下面我們在偽集群中創建新的topic:my-second-topic,並設置partitions為3,replication-factor為2,命令如下:
./kafka-topics.sh --create --zookeeper 127.0.0.1:2181 --topic my-second-topic --partitions 3 --replication-factor 2
執行完命令后,終端顯示“Created topic "my-second-topic".” 說明topic創建成功啦。

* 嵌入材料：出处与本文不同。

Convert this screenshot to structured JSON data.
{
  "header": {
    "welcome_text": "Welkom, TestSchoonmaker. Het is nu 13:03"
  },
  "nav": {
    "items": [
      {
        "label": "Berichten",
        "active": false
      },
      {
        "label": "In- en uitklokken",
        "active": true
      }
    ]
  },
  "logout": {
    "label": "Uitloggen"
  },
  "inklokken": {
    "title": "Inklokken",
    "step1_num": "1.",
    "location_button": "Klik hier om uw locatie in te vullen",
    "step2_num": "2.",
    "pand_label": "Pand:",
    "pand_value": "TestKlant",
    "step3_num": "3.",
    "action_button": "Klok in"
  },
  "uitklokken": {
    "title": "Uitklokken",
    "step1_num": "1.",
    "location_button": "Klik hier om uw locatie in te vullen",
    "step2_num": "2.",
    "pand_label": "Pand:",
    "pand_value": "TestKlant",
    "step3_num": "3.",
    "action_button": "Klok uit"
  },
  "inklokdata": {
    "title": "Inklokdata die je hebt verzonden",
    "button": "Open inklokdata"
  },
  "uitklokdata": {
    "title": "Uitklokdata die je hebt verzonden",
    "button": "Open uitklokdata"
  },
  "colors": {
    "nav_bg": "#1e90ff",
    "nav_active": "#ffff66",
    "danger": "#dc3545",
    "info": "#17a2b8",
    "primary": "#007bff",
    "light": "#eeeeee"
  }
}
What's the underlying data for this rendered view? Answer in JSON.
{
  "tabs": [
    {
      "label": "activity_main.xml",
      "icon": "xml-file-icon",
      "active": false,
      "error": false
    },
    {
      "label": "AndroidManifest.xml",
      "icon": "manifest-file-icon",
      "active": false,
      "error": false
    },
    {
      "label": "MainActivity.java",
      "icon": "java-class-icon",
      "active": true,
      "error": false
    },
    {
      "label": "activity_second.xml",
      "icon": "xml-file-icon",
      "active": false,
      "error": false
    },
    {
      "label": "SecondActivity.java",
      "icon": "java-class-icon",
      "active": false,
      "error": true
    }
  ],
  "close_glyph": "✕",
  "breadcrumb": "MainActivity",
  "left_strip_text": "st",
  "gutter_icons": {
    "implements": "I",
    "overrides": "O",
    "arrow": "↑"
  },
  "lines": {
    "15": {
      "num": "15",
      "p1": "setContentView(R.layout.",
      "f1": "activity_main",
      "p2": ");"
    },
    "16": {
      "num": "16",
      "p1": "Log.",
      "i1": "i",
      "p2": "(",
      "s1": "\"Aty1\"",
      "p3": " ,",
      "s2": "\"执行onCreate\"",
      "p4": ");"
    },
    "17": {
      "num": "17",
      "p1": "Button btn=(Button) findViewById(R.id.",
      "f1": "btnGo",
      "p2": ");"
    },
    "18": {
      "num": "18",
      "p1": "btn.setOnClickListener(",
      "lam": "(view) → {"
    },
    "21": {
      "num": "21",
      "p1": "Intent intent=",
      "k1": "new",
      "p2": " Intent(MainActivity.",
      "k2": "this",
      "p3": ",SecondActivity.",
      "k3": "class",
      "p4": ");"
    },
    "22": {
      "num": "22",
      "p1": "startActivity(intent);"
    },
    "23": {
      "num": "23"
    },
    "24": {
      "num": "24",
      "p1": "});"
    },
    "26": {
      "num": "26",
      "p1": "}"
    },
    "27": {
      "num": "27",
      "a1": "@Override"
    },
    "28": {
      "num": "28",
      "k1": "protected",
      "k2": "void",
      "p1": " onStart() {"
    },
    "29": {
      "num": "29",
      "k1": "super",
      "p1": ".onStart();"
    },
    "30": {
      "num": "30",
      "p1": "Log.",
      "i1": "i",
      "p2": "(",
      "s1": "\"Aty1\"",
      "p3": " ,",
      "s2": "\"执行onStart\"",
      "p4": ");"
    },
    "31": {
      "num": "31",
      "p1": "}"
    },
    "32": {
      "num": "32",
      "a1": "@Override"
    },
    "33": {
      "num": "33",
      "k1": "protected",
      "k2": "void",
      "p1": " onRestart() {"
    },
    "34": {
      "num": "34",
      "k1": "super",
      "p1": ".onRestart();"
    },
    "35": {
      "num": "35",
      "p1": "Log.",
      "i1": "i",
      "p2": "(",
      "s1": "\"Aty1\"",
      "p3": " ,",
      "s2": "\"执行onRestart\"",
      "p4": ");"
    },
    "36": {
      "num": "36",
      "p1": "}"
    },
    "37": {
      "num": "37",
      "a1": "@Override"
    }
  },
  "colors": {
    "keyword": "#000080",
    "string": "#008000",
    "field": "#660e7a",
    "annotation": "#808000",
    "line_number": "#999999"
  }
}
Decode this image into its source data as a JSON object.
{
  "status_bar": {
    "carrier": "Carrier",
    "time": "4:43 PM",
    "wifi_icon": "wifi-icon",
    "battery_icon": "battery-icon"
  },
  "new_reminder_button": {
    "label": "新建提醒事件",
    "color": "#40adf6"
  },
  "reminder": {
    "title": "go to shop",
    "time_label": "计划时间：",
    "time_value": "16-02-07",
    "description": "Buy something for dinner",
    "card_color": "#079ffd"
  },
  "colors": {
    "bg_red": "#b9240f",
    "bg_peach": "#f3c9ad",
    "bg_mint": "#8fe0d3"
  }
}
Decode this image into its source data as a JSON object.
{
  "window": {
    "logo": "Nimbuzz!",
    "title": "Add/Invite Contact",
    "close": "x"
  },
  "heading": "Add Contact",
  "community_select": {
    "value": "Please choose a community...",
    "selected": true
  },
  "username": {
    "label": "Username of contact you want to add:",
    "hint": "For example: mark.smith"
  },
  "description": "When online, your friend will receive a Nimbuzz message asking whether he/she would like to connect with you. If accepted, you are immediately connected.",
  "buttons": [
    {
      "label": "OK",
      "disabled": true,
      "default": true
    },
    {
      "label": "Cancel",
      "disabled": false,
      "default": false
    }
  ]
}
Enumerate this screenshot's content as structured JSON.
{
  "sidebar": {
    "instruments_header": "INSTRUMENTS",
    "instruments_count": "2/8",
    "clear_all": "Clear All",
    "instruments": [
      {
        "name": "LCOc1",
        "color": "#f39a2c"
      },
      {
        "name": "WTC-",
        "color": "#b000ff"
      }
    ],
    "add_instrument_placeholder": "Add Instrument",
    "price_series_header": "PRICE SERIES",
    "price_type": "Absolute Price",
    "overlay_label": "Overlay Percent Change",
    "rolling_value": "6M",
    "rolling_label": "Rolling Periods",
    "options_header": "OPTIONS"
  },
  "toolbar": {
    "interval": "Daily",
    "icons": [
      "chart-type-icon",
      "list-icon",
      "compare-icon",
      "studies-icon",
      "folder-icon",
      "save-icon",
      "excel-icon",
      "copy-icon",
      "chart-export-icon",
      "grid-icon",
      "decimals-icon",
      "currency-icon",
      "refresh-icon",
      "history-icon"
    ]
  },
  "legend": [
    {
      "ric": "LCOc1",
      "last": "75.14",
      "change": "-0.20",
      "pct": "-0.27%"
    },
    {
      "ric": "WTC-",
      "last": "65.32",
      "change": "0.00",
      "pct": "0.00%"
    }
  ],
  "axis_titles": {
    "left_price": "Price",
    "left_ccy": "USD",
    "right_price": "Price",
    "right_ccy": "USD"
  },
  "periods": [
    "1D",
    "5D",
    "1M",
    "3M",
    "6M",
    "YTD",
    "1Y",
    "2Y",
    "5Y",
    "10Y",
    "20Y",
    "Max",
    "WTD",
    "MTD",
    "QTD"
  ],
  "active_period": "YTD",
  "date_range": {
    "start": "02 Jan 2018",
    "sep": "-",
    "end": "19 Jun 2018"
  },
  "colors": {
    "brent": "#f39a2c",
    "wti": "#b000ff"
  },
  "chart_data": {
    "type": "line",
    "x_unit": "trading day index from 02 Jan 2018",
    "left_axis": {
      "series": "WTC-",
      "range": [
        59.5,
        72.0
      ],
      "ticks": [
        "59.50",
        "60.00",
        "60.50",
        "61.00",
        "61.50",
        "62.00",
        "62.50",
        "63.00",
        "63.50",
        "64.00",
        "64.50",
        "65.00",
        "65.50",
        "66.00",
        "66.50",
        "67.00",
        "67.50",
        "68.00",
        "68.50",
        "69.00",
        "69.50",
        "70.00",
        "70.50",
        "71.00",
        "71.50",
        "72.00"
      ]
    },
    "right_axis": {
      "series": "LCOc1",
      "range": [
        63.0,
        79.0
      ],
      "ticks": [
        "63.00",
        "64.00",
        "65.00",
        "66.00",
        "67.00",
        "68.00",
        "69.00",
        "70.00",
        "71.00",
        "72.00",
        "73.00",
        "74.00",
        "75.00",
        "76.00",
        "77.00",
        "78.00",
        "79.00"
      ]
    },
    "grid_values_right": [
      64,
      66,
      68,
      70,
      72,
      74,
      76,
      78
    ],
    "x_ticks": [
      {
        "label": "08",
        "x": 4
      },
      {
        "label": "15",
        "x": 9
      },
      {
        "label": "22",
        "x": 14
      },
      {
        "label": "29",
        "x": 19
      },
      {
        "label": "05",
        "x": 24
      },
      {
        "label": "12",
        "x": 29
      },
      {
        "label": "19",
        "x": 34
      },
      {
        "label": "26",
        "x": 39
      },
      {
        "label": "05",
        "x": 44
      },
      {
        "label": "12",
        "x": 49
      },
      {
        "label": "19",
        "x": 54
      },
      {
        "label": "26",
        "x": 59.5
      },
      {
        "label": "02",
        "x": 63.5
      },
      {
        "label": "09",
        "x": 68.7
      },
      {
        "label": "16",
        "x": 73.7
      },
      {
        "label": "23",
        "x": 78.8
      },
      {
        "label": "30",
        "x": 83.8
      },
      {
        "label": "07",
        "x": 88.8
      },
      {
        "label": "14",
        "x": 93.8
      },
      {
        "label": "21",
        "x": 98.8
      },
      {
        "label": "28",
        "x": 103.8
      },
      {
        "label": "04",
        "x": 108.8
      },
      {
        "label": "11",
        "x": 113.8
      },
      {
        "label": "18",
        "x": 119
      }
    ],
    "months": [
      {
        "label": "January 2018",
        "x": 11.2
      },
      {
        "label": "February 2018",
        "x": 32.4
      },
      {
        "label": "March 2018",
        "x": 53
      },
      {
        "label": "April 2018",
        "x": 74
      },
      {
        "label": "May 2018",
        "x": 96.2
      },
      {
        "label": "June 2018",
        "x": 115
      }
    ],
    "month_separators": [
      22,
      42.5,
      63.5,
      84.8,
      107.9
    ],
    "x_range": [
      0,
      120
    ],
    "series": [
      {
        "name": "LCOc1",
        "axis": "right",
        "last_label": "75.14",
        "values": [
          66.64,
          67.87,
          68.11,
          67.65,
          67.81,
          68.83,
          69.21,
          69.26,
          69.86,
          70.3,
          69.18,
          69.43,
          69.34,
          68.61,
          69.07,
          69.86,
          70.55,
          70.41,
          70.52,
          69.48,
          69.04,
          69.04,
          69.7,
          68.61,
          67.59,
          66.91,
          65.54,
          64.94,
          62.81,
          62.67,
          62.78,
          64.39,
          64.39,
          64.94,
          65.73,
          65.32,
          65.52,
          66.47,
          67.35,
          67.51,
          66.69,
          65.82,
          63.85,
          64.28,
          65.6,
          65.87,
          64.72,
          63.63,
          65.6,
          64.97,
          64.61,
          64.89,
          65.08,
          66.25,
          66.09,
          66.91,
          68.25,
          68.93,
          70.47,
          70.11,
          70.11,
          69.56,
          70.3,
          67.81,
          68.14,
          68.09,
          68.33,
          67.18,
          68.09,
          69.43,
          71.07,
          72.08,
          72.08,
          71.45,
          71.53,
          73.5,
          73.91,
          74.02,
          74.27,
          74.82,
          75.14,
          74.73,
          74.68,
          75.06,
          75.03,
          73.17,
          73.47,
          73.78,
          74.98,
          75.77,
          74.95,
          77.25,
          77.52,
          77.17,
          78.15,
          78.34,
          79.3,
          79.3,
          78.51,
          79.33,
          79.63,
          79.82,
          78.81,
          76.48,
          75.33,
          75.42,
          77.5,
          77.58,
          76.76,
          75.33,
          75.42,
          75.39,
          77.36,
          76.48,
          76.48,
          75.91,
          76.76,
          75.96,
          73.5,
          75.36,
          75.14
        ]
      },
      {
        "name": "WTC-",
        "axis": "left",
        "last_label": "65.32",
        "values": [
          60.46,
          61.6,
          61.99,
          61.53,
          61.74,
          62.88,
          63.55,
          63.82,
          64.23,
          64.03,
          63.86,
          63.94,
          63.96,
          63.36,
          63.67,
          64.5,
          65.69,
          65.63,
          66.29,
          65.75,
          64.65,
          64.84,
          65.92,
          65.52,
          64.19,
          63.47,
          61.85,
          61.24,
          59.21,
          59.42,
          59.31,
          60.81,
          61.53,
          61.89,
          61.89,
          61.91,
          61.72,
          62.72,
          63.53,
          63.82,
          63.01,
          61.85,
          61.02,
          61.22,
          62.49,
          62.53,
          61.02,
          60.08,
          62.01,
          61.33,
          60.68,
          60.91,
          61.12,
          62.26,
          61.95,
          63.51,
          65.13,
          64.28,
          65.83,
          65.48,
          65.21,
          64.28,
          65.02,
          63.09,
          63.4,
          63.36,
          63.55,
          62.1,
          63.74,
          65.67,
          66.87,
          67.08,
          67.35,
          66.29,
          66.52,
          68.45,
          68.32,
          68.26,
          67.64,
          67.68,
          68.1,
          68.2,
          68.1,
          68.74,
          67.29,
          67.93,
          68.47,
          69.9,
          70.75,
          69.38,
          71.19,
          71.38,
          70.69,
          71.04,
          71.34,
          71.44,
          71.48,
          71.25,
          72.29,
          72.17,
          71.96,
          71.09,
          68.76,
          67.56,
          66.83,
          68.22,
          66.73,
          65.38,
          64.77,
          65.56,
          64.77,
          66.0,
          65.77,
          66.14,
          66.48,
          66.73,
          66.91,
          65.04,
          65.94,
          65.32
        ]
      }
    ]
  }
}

同樣,我們使用describe命令查看我們創建的topic:
./kafka-topics.sh --describe --zookeeper 127.0.0.1:2181 --topic my-second-topic
終端顯示如下:
各個參數的含義上面已經解釋過啦,而且也十分容易看懂,這里就不在重復描述啦。
下面我們向my-second-topic 發送新的message:
./kafka-console-producer.sh --broker-list 127.0.0.1:9092 --topic my-second-topic my new test message 1 my new test message 2 my new test message 3
然后,我們從consumer端獲取剛才發送的三條新消息:
./kafka-console-consumer.sh --bootstrap-server 127.0.0.1:9092 --topic my-second-topic --from-beginning
執行完命令后,我們可以看到終端打印出來了剛才發送的三條消息:
my new test message 1 my new test message 2 my new test message 3
此時說明我們搭建的集群已經可以發送和接受消息啦。
kafka集群通過replicate方式來保證集群的安全性,哪怕只有一個broker存活,整個kafka集群系統也能正常運行(前提是你需要的topic在存活的那個broker上),那么下面我們就測試一下 集群的抗擊打能力。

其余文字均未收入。